# 28 Central Limit Theorem

- Many statistical applications involve
*random sampling*from a population. - And one of the most basic operations in statistics is to average (or sum) the values in a sample.
- If a sample is selected at random, then the sample mean is a random variable that has a distribution. How does this distribution behave?

**Example 28.1 **A random sample of \(n\) customers at a snack bar is selected, independently. Let \(S_n\) by the total dollar amount spent by the \(n\) customers in the sample, and let \(\bar{X_n}=S_n/n\) represent the sample mean dollar amount spent by the \(n\) customers in the sample.

Assume that

- 40% of customers spend 5 dollars
- 40% of customers spend 6 dollars
- 20% of customers spend 7 dollars

Let \(X\) denote the amount spent by a single randomly selected customer.

Find \(\text{E}(X)\). We’ll call this value the population mean \(\mu\); explain what this means.

Find \(\text{SD}(X)\). We’ll call this value the population standard deviation \(\sigma\); explain what this means.

Randomly select two customers, independently, and let \(X_1\) and \(X_2\) denote the amounts spent by the two people selected. Make a table of all possible \((X_1, X_2)\) pairs and their probabilities.

Use the table from the previous part to find the distribution of \(\bar{X}_2\). Interpret in words in context what this distribution represents.

Compute and interpret \(\text{P}(\bar{X}_{2} > 6)\).

Compute \(\text{E}(\bar{X}_2)\). How does it relate to \(\mu\)?

There are 3 “means” in the previous part. What do all the means mean?

Compute \(\text{Var}(\bar{X}_2)\) and \(\text{SD}(\bar{X}_2)\). How do these values relate to the population variance \(\sigma^2\) and the population standard deviation \(\sigma\)?

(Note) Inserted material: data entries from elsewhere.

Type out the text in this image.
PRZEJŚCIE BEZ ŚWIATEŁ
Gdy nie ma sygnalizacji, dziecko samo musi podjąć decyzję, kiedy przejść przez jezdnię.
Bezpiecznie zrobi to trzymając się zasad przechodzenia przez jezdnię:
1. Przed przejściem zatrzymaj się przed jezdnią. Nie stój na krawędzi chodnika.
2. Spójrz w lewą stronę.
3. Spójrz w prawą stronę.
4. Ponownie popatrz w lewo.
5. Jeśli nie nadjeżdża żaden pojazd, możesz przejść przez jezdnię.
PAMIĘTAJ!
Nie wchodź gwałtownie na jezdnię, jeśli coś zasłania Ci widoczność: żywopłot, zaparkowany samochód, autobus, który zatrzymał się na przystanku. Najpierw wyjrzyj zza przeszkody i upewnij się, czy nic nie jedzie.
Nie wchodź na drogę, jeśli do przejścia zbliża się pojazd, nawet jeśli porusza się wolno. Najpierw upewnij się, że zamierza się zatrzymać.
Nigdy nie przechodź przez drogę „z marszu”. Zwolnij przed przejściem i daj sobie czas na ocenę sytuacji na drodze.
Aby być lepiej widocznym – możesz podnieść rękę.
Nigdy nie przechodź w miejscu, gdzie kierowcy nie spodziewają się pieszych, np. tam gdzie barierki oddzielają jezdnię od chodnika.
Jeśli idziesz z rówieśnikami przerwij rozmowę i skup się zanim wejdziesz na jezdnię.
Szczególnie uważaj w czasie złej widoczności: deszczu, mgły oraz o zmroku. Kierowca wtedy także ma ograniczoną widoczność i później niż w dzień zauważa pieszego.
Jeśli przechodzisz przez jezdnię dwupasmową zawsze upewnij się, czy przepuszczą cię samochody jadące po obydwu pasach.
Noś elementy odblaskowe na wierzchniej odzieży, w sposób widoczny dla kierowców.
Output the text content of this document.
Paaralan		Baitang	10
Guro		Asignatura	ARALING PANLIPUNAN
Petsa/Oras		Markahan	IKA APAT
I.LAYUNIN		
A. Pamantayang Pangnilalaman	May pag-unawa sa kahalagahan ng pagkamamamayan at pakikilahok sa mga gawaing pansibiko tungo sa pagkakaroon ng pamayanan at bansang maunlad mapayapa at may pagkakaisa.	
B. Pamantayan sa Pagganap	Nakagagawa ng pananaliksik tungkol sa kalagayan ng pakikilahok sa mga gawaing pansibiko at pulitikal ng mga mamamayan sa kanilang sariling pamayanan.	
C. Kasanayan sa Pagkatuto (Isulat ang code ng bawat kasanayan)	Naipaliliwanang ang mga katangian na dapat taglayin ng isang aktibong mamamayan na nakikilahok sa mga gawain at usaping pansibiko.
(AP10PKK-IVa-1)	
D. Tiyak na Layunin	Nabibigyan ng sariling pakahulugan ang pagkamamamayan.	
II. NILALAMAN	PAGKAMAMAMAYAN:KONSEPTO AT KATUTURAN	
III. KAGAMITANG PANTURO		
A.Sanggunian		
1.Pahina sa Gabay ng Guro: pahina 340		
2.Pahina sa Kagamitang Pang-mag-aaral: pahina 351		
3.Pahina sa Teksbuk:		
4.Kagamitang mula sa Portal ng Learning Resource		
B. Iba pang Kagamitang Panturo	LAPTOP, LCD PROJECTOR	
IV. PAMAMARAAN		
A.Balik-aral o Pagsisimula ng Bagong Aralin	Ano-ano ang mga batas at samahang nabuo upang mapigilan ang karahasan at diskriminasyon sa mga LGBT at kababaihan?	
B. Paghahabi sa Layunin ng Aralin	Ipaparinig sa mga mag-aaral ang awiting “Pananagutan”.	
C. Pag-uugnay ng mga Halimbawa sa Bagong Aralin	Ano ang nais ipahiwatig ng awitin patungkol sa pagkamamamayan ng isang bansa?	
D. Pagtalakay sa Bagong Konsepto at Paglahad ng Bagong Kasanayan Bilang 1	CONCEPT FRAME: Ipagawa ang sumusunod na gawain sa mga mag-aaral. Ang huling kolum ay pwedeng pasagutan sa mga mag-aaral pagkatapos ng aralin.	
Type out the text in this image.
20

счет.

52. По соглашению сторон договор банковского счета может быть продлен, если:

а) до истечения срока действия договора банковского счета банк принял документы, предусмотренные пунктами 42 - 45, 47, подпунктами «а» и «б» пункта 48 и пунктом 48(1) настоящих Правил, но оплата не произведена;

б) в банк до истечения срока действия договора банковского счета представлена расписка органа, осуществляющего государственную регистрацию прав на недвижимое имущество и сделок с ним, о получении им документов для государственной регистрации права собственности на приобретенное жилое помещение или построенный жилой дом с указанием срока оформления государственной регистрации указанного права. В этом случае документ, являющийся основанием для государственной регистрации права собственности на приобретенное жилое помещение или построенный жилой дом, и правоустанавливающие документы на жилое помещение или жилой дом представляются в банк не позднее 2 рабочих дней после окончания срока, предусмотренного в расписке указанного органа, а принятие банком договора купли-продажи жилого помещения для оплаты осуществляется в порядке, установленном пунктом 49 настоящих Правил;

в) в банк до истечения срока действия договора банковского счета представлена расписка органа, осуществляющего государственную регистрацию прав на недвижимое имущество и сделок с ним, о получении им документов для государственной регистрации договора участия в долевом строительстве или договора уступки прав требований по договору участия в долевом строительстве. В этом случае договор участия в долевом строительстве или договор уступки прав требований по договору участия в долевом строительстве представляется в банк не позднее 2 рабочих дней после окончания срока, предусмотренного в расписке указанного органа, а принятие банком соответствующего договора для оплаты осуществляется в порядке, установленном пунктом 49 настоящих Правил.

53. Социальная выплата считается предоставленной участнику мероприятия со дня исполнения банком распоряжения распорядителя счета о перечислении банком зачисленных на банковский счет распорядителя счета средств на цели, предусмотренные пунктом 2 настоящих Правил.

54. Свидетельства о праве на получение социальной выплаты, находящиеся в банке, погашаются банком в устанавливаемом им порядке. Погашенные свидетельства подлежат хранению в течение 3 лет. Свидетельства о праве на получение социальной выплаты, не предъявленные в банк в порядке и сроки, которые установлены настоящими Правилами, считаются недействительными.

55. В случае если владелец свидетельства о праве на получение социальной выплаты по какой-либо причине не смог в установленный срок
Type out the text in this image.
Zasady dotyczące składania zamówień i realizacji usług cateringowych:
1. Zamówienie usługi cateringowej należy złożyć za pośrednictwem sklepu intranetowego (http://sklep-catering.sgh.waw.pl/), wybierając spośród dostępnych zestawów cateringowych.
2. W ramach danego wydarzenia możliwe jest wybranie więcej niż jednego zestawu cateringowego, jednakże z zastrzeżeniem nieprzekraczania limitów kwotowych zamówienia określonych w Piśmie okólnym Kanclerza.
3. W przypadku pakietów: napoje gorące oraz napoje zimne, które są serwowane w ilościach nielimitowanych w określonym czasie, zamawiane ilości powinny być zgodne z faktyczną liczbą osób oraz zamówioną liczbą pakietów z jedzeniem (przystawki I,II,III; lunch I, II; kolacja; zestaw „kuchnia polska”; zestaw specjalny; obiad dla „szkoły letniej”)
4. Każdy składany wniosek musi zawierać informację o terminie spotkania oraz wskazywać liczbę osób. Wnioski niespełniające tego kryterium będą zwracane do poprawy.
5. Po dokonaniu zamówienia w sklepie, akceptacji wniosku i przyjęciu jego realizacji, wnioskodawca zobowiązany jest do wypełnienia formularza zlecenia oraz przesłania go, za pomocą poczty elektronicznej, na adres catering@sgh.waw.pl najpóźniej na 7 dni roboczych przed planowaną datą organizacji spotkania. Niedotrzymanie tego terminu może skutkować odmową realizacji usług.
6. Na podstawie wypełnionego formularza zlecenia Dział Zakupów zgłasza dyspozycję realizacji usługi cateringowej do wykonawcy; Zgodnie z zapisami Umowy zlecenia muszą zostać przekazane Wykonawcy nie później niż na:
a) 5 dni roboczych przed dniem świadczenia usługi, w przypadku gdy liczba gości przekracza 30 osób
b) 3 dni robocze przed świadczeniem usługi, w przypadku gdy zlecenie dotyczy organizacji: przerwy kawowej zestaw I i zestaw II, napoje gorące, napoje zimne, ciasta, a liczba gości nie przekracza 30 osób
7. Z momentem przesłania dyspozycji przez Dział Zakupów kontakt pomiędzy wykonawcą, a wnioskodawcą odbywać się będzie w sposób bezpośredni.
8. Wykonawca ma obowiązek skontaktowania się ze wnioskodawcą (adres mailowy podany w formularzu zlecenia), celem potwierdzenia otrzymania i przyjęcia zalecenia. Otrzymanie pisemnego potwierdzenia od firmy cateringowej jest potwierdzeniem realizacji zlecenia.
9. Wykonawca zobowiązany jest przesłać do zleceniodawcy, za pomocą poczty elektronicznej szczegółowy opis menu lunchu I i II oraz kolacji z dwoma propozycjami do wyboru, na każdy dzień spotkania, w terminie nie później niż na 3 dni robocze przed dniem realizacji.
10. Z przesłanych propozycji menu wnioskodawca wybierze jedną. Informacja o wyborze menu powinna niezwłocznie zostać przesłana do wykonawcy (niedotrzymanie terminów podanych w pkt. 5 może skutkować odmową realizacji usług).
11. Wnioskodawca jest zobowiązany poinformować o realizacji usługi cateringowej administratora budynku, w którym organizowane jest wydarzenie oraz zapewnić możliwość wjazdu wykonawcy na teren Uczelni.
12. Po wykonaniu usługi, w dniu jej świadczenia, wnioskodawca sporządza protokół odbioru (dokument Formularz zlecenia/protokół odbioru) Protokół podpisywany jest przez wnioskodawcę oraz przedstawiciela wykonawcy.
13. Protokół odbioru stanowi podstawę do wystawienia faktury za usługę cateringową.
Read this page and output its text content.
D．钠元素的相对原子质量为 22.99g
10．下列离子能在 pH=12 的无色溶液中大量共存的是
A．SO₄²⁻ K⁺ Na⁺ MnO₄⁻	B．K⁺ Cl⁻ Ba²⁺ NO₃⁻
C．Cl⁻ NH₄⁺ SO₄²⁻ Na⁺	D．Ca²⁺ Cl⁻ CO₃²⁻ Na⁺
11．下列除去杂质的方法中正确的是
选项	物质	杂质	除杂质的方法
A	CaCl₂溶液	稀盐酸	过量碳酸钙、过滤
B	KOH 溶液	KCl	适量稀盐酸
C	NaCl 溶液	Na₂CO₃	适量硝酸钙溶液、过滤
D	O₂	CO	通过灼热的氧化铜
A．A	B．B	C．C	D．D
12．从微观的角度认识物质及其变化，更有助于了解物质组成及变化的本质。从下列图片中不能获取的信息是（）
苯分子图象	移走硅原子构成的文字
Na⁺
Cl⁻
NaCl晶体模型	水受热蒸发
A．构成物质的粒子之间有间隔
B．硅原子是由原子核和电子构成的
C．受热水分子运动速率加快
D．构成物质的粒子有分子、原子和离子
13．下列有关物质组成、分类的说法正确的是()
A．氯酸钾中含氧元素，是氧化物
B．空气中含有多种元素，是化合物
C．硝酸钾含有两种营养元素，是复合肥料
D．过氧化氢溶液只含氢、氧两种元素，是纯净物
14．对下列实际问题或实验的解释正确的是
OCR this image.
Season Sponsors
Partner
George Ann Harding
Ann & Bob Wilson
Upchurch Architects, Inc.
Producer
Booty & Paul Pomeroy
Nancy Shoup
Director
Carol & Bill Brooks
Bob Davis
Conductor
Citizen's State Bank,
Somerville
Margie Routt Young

Describe in words in context what \(\text{SD}(\bar{X}_2)\) measures variability of.

- The
**population distribution**describes the distribution of values of a variable over all*individuals*in the population.- The
**population mean**, denoted \(\mu\), is the average of the values of the variable over all individuals in the population.

- The
**population standard deviation**, denoted \(\sigma\), is the standard deviation of all the individual values in the population.

- The
- A
**(simple) random sample**of size \(n\) is a collection of random variables \(X_1,\ldots,X_n\) that are*independent*and*identically distributed*(*i.i.d.*) - The
**sample mean**is \[ \bar{X}_n = \frac{X_1 + \cdots + X_n}{n} = \frac{S_n}{n}, \] - Because the sample is randomly selected, the sample mean \(\bar{X}_n\) is a random variable that has a distribution. This distribution describes how sample means vary from sample-to-sample over many random samples of size \(n\).
- Over many random samples, sample means do not systematically overestimate or underestimate the population mean. \[ \text{E}(\bar{X}_n) = \mu \]
- Variability of sample means depends on the variability of individual values of the variable; the more the values of the variable vary from individual-to-individual in the population, the more the sample means will vary from sample-to-sample. However, sample means are less variable than individual values of the variable. Furthermore, the sample-to-sample variability of sample means decreases as the sample size increases \[\begin{align*} \text{Var}(\bar{X}_n) & = \frac{\sigma^2}{n}\\ \text{SD}(\bar{X}_n) & = \frac{\sigma}{\sqrt{n}} \end{align*}\]

**Example 28.2 **Continuing Example 28.1. Now suppose we take a random sample of 30 customers; consider \(n=30\) and \(\bar{X}_{30}\).

Find \(\text{E}(\bar{X}_{30})\), \(\text{Var}(\bar{X}_{30})\), and \(\text{SD}(\bar{X}_{30})\).

What does \(\text{SD}(\bar{X}_{30})\) measure the variability of?

Use simulation to determine the approximate shape of the distribution of \(\bar{X}_{30}\).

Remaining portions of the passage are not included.